Historic floods across country prompt concern for local expert
Aug 26, 2022, 1:01 PM
SALT LAKE CITY — Floods across the U.S. are occurring this year in historic quantities. There have been five 1 in 1,000-year floods all within the months of July and Aug.
KSL TV meteorologist Mathew Johnson said that in these areas “there is usually a .1 percent chance of seeing this magnitude of flood on any given day of the year.”
Count ‘em! FIVE 1 in 1,000 year flood events from Kentucky to Death Valley! All happening in just a month’s time.

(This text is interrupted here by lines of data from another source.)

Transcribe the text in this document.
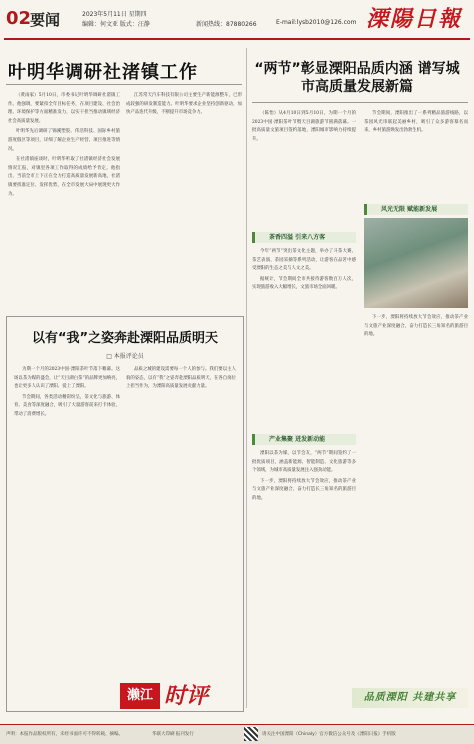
02
要闻	2023年5月11日 星期四
编辑：何文亚 版式：汪静	新闻热线：87880266	E-mail:lysb2010@126.com 溧陽日報
叶明华调研社渚镇工作

（黄雨家）5月10日，市委书记叶明华调研社渚镇工作。他强调，要紧扣全年目标任务，在项目建设、社会治理、环境保护等方面精准发力，以实干担当推动镇域经济社会高质量发展。

叶明华先后调研了锦溪塑胶、伟浩科技、国际乡村旅游度假区等项目，详细了解企业生产经营、项目推进等情况。

在社渚镇座谈时，叶明华听取了社渚镇经济社会发展情况汇报，对镇里各项工作取得的成绩给予肯定。他指出，当前全市上下正在全力打造高质量发展新高地，社渚镇要找准定位、发挥优势，在全市发展大局中展现更大作为。

江苏常天汽车科技有限公司主要生产新能源整车，已形成较强的研发制造能力。叶明华要求企业坚持创新驱动，加快产品迭代升级，不断提升市场竞争力。

以有“我”之姿奔赴溧阳品质明天
□ 本报评论员

为期一个月的2023中国·溧阳茶叶节落下帷幕。这场以茶为媒的盛会，让“天目湖白茶”的品牌更加响亮，也让更多人认识了溧阳、爱上了溧阳。

节会期间，各类活动精彩纷呈，茶文化与旅游、体育、美食等深度融合，吸引了大量游客前来打卡体验，带动了消费增长。

品质之城的建设需要每一个人的参与。我们要以主人翁的姿态，以有“我”之姿奔赴溧阳品质明天，在各自岗位上担当作为，为溧阳高质量发展贡献力量。

濑江 时评
“两节”彰显溧阳品质内涵 谱写城市高质量发展新篇

（陈怡）从4月10日到5月10日，为期一个月的2023中国·溧阳茶叶节暨天目湖旅游节圆满落幕。一批高质量文旅项目签约落地，溧阳城市影响力持续提升。

茶香四溢 引来八方客

今年“两节”突出茶文化主题，举办了斗茶大赛、茶艺表演、茶园采摘等系列活动，让游客在品茗中感受溧阳的生态之美与人文之美。

据统计，节会期间全市共接待游客数百万人次，实现旅游收入大幅增长，文旅市场全面回暖。

产业集聚 迸发新动能

溧阳以茶为媒、以节会友，“两节”期间签约了一批优质项目，涵盖新能源、智能制造、文化旅游等多个领域，为城市高质量发展注入强劲动能。

下一步，溧阳将持续放大节会效应，推动茶产业与文旅产业深度融合，奋力打造长三角知名的旅游目的地。

节会期间，溧阳推出了一系列精品旅游线路，以茶园风光串联起美丽乡村，吸引了众多游客慕名而来，乡村旅游焕发出勃勃生机。

风光无限 赋能新发展

下一步，溧阳将持续放大节会效应，推动茶产业与文旅产业深度融合，奋力打造长三角知名的旅游目的地。

品质溧阳 共建共享
声明：本报作品版权所有，未经书面许可不得转载、摘编。	请关注中国溧阳（Chinaly）官方微信公众号及《溧阳日报》手机版
华联大印刷 报刊发行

Absolutely insane… ⛈🤯 @KSL5TV @kslnewsradio pic.twitter.com/pQl38nICGS
— Matthew Johnson (@KSL_Matt) August 23, 2022
Some numbers from Johnson put things in perspective.
“The very historical rainstorm in Death Valley, Aug. 5, they saw 1.46 inches of rainfall within a couple of hours. That’s over 75 percent of their annual rainfall that fell with just a couple of hours.”
Another expert, Dr. Jon Meyer, the assistant state climatologist at the Utah Climate Center, told KSL NewsRadio in an email that these monsoonal thunderstorms are slow-moving and localized. Releasing significant amounts of rain within a few minutes to an hour. Meyer says these conditions spell disaster, especially for areas with dry topsoil.
“You’d think that by being in the middle of a drought and having really dry topsoils, rains would more easily absorb into the ground, but it’s actually the opposite where dry soils become hydrophobic and resist any infiltration,” said Meyer.
Relationship between historic floods and climate change
As air temperature increases, the atmosphere can hold more water vapor said, Meyer. These floods become historic when increased temperatures add more evaporation from oceans and lands into the atmosphere.
“This all works together to supercharge precipitation events as storms are more likely to have more available horsepower from the higher amounts of water vapor that turns into rain,” said Meyer.
Additionally, as temperatures continue to rise around the country, these extreme weather events can become more commonplace said Meyer.
“Because the relationship between air temperature and capacity to hold water vapor is exponential, the risk for these types of events is expected to continue to accelerate towards more and more frequent and extreme values,” said Meyer
Is Utah ready for a historic flood?
Although Meyer and his team completed a study re-evaluating Utah’s probable maximum precipitation estimates, which the state will then use to determine infrastructure safety criteria, Meyer said it is hard to know if the data gathered will be a viable foundation to build upon.
“Due to the shifting of precipitation towards more extreme amounts already observed in recent decades and the expectation for that trend to continue to worsen,” said Meyer. “The question is will our older infrastructure, built using outdated assumptions of worst-case precipitation events, be able to safely handle future extreme precipitation events.”
An example of extreme precipitation events happened this week, which lead Gov. Spencer Cox to issue a state of emergency in Moab and other areas of Utah affected by flooding. Meyer said the main concern is as these extreme weather events become more commonplace, can Utah’s water-management infrastructure keep up?